Liberals and middle-class radicals, however, oppose this course. They think working people are “deplorables” and fear a fight to win public opinion. They want to shut down discussion and show disdain for the rights and opinions of others.
“To put the right to have an abortion up for debate,” New York Times columnist Jamelle Bouie says, “degrades” women. But it’s the liberals’ refusal to discuss this and all the related questions that have aided opponents of women’s rights in systematically restricting access to the procedure ever since Roe was pushed through in 1973.
Harder today to set up a family
Millions are out of work today, or unable to get sufficient hours to provide for their families. The bosses are imposing longer workdays, forced overtime and speedup, leaving less and less time for family life. This is a central issue in most strikes today, alongside relief from the crushing impact of rampant inflation.

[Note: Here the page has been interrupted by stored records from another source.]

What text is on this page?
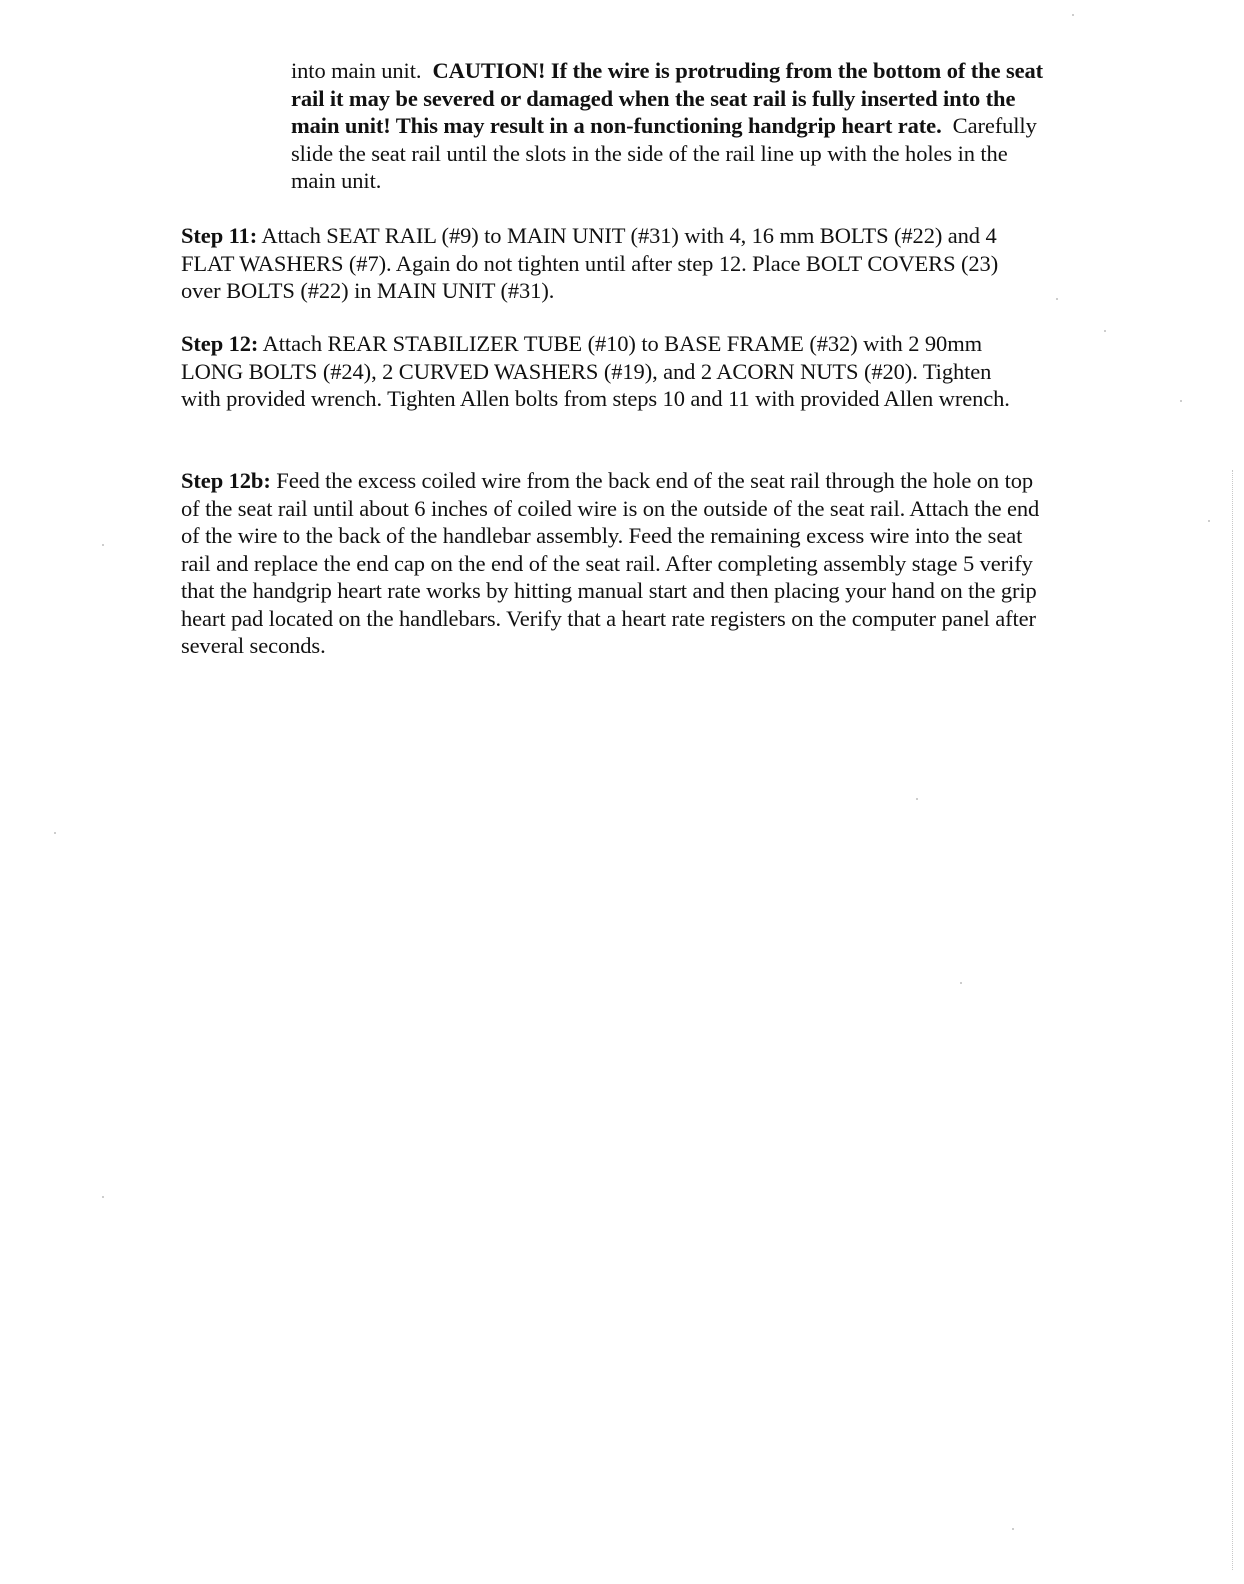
into main unit. CAUTION! If the wire is protruding from the bottom of the seat rail it may be severed or damaged when the seat rail is fully inserted into the main unit! This may result in a non-functioning handgrip heart rate. Carefully slide the seat rail until the slots in the side of the rail line up with the holes in the main unit.

Step 11: Attach SEAT RAIL (#9) to MAIN UNIT (#31) with 4, 16 mm BOLTS (#22) and 4 FLAT WASHERS (#7). Again do not tighten until after step 12. Place BOLT COVERS (23) over BOLTS (#22) in MAIN UNIT (#31).

Step 12: Attach REAR STABILIZER TUBE (#10) to BASE FRAME (#32) with 2 90mm LONG BOLTS (#24), 2 CURVED WASHERS (#19), and 2 ACORN NUTS (#20). Tighten with provided wrench. Tighten Allen bolts from steps 10 and 11 with provided Allen wrench.

Step 12b: Feed the excess coiled wire from the back end of the seat rail through the hole on top of the seat rail until about 6 inches of coiled wire is on the outside of the seat rail. Attach the end of the wire to the back of the handlebar assembly. Feed the remaining excess wire into the seat rail and replace the end cap on the end of the seat rail. After completing assembly stage 5 verify that the handgrip heart rate works by hitting manual start and then placing your hand on the grip heart pad located on the handlebars. Verify that a heart rate registers on the computer panel after several seconds.
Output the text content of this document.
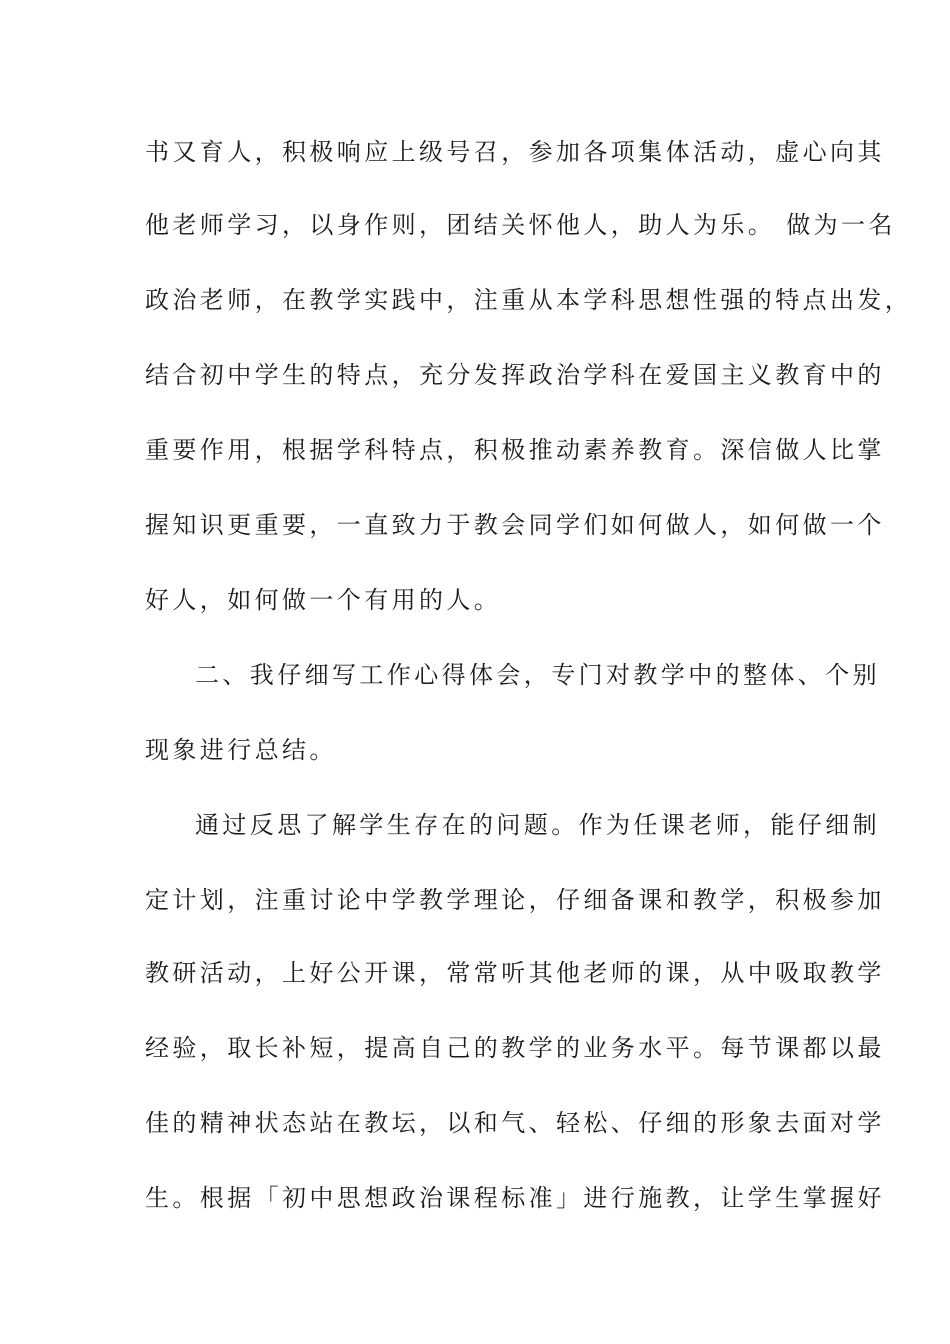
书又育人，积极响应上级号召，参加各项集体活动，虚心向其
他老师学习，以身作则，团结关怀他人，助人为乐。 做为一名
政治老师，在教学实践中，注重从本学科思想性强的特点出发，
结合初中学生的特点，充分发挥政治学科在爱国主义教育中的
重要作用，根据学科特点，积极推动素养教育。深信做人比掌
握知识更重要，一直致力于教会同学们如何做人，如何做一个
好人，如何做一个有用的人。
二、我仔细写工作心得体会，专门对教学中的整体、个别
现象进行总结。
通过反思了解学生存在的问题。作为任课老师，能仔细制
定计划，注重讨论中学教学理论，仔细备课和教学，积极参加
教研活动，上好公开课，常常听其他老师的课，从中吸取教学
经验，取长补短，提高自己的教学的业务水平。每节课都以最
佳的精神状态站在教坛，以和气、轻松、仔细的形象去面对学
生。根据「初中思想政治课程标准」进行施教，让学生掌握好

Living paycheck to paycheck, millions were struggling to pay bills even before recent price hikes. Inflation is running officially at 8.3%, but prices are actually far higher on the essentials that make up a greater part of workers’ expenses.
Average mortgage payments are now $1,800 a month, 70% higher than before the pandemic and the highest since 2007. If the bubble in house prices bursts, millions of home “owners” will owe more in outstanding loans than the value of “their” house. Defaults on mortgage payments and foreclosures loom.
At the same time, workers who rent face large increases as landlords seek to boost profits. Evictions are on the rise. More young workers and students are moving back in with their parents. And so too are the elderly, especially after the horrors they faced in the capitalist death traps called nursing homes during the pandemic. The possibility of young people putting a family together is harder and harder.
In the past weeks parents in large parts of the U.S. have been forced on a desperate hunt for baby formula as an acute shortage unfolds. Abbott Laboratories is a key supplier, having crushed its competition. It recalled several products, and the government had no provision for reserves to make up the shortfall.
Under capitalism, the family is one of the key institutions workers have to defend ourselves and our loved ones, in the face of all the assaults of bosses, landlords and government regulators. In the face of the long-term capitalist crisis, many workers are putting off forming families. Women face harder and harder decisions about when and whether to bear a child and how many to have.
Today, growing numbers of workers are stricken with drug addiction, alcoholism and mental problems. Then they run into the cops, courts and capitalist “justice” system. These burdens fall on all workers, but especially on workers who are Black.
The wealthy capitalist rulers face none of these pressures. As long as they have sufficient labor to exploit, they have no interest in making it easier for workers to maintain a family. Their concern is to find ways to undermine solidarity among working people and pit us against each other, as they drive to profit off our backs.
The consequences of the crumbling of working-class families was described by New York Sen. Daniel Patrick Moynihan in the early 1990s. He spoke out against then-President Bill Clinton’s decision to “end welfare as we know it,” which included slashing government programs for single mothers and their children. Families in Black communities headed by single mothers, without jobs and with less and less federal assistance, Moynihan said, would be unable to provide stable support for children, with disastrous consequences.
What Moynihan described for African American families then is what increasingly faces the working class as a whole today. It is the inevitable consequence of a social system based on capitalist exploitation.
“All of these questions are class questions,” said Sara Lobman, Socialist Workers Party candidate for U.S. Senate from New York. “The road forward is to organize a working-class battle to defend our livelihoods, our families and control over the conditions we live in. This is the framework to advance the fight for access to child care and family planning, including when a woman finds herself with the need to have an abortion.”